Mar 07, 2012 | Aucun commentaire sur Critique • «Antigone» par les acteurs du Théâtre National Palestinien au théâtre des Quartiers d’Ivry

Critique de Camille Hazard

Créé le 28 mai 2011 à Jérusalem, l’Antigone palestinienne d’Adel Hakim transporte ses racines et sa rage jusqu’au théâtre des Quartiers d’Ivry.

Pièce de Sophocle portant à bout de bras la question de la terre, du politique et du religieux : Quoique de plus naturel, pour cette troupe du Théâtre National Palestinien, que de faire sienne cette œuvre universelle !
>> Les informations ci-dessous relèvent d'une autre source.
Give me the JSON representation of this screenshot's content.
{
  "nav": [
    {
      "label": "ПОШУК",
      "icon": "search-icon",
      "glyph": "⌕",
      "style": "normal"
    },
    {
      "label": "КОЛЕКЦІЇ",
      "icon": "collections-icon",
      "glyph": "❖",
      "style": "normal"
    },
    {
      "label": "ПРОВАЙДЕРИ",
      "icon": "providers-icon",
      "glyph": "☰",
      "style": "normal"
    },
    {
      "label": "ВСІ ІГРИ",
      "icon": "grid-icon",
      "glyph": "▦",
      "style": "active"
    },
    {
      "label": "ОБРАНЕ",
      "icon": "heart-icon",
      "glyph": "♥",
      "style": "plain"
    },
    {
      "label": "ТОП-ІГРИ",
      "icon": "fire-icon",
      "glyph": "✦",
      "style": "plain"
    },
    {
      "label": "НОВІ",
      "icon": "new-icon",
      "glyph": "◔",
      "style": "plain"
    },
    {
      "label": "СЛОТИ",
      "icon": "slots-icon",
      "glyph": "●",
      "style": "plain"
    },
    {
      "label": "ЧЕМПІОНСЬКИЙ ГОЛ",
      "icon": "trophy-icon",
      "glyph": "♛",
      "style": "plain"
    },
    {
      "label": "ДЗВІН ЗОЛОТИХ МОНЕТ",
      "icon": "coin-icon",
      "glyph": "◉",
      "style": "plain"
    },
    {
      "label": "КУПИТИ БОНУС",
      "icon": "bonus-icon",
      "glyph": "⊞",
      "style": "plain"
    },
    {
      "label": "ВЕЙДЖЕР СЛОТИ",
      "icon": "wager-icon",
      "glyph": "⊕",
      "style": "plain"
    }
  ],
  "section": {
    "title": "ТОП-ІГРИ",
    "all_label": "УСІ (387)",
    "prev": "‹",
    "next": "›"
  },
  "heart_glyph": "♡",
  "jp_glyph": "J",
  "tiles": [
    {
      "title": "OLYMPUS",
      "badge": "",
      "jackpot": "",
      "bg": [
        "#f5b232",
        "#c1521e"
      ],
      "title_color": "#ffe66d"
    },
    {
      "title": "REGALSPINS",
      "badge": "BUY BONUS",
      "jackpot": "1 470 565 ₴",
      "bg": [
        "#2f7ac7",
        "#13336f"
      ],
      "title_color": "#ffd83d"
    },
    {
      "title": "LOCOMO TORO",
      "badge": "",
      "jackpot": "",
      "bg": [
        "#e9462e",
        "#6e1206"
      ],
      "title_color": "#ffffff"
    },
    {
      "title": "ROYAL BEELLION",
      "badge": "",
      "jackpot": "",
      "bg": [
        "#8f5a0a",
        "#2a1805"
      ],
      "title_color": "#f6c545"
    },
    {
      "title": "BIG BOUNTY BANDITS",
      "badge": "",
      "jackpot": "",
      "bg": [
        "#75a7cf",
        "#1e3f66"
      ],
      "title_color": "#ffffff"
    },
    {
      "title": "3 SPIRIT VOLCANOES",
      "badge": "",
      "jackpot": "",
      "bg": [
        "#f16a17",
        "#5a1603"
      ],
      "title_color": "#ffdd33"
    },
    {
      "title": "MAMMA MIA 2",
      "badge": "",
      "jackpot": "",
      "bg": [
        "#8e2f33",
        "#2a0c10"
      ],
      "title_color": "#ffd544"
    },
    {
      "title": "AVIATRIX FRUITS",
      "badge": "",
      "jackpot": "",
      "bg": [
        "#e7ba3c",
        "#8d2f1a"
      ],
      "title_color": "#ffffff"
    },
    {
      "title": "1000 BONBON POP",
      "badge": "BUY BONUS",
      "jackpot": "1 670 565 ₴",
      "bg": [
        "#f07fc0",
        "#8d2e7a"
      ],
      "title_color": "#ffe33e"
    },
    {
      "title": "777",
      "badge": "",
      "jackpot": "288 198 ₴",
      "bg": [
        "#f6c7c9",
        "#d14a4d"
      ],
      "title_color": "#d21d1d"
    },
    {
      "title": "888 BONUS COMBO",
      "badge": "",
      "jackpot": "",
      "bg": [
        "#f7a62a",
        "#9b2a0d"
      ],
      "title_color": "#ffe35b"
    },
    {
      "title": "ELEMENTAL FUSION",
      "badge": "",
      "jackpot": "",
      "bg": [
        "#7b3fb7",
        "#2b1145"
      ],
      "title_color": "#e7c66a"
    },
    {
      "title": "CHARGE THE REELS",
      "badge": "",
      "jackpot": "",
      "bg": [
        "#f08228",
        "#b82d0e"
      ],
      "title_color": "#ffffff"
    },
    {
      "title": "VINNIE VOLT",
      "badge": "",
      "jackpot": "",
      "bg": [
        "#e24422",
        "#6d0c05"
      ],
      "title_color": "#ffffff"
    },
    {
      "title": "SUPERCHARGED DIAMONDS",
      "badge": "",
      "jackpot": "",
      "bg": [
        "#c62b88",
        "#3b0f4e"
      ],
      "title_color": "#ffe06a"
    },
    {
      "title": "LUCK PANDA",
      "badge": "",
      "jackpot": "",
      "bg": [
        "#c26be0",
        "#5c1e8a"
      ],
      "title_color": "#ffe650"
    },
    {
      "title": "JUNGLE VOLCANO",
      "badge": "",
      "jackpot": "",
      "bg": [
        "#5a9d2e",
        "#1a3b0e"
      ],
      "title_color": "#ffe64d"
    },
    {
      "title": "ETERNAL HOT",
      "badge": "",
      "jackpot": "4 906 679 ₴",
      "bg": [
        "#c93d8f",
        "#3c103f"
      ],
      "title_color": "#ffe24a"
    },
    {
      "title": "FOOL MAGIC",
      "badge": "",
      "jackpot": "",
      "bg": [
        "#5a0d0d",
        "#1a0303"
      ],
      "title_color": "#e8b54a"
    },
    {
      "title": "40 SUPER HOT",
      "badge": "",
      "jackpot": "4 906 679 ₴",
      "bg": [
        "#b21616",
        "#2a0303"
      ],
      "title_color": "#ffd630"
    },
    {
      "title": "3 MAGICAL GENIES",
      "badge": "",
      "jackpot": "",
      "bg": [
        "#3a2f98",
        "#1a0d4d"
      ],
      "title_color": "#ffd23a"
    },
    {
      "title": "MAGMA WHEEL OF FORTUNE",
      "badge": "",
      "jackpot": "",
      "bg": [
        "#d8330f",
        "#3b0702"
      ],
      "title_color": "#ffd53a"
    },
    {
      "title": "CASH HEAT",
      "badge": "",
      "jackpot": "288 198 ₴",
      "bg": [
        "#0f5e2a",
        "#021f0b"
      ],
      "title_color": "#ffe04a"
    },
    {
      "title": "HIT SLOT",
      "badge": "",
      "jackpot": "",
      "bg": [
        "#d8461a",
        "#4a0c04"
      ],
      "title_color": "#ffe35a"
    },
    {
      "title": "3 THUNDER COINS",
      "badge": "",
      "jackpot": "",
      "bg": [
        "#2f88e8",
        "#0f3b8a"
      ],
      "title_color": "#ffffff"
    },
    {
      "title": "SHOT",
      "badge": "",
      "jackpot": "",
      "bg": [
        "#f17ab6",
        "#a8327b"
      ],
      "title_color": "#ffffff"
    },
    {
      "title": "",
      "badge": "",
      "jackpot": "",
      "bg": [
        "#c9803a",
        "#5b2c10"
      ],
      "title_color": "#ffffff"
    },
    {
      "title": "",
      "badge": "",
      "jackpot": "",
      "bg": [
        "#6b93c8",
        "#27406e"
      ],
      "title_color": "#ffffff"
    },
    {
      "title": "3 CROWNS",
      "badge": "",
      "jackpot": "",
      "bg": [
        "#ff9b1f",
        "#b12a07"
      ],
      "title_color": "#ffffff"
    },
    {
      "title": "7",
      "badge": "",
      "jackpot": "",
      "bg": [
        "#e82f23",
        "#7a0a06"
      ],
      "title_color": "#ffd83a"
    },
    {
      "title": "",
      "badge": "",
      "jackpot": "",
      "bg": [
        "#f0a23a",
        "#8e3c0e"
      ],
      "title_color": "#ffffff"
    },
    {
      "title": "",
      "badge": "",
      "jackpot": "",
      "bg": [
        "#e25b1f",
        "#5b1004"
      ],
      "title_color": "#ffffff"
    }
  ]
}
Le metteur en scène Adel Hakim n’est pas tombé dans le piège attendu de réduire le propos de Sophocle à la situation géopolitique de la Palestine. Le conflit, omniprésent mais sous-jacent, sera à l’origine de cette tragédie: à Thèbes, les deux fils d’Œdipe se retrouvent face à face lors d’une dernière bataille dans laquelle tous les deux trouveront la mort. Mais alors qu’on offre à Etéocle tous les rites funéraires, le cadavre de Polynice, lui considéré comment un traître de la patrie et comme un ennemi, est laissé pantelant sans sépulture, aux chiens et aux oiseaux de proie. Antigone bravera l’interdiction d’ensevelir son frère et défiera son oncle Créon jusqu’à la mort…

©Nabil Boutros

« Tant qu’un homme n’a pas gouverné, qui pourra dire le fond de son âme ? ». Créon

La mise en scène et le jeu sont très réalistes, la cité de Thèbes est ancrée dans un urbanisme très moderne, froid, métallique. Le Mur se dressant dans le fond de scène, prend des allures d’HLM, avec l’alignement de minuscules fenêtres. Quelques chaises et tables de bistros encadrent le plateau à cours et à jardin. Au centre, la scène prend le rôle de place publique, de ring, de bouche d’aération de métro, d’espace-temps dans lequel se perdent les personnages en proie à leur destinée tragique. Si ces éléments de décors ont un sens et une esthétique certaine, ils ne sont pas nécessaires tant la pièce est portée par le jeu des comédiens. Des corps présents, magnifiques d’engagement et de sincérité. Hussam Abu Eisheh (Créon) et Mahmoud Awad (Tirésias, Chœur) imposent un jeu profond : des mouvements et des gestes découpés au scalpel, et des moments de « lâcher prise » dans lesquels on voit ressurgir l’éternelle question de notre condition humaine : « Pourquoi ? ». Si le jeu de la comédienne Shaden Salim paraît un peu vert au début, un peu étriqué, on comprend vite la volonté du metteur en scène de présenter une Antigone chétive et sans éclat jusqu’à la scène de confrontation avec Créon où son jeu s’amplifie, s’arme et bascule dans le tragique. Son monologue de fin est poignant de vérité. Enfin, sur scène les acteurs font bloc ; on les sent soudés, complices, avec une nécessité de jouer jubilatoire !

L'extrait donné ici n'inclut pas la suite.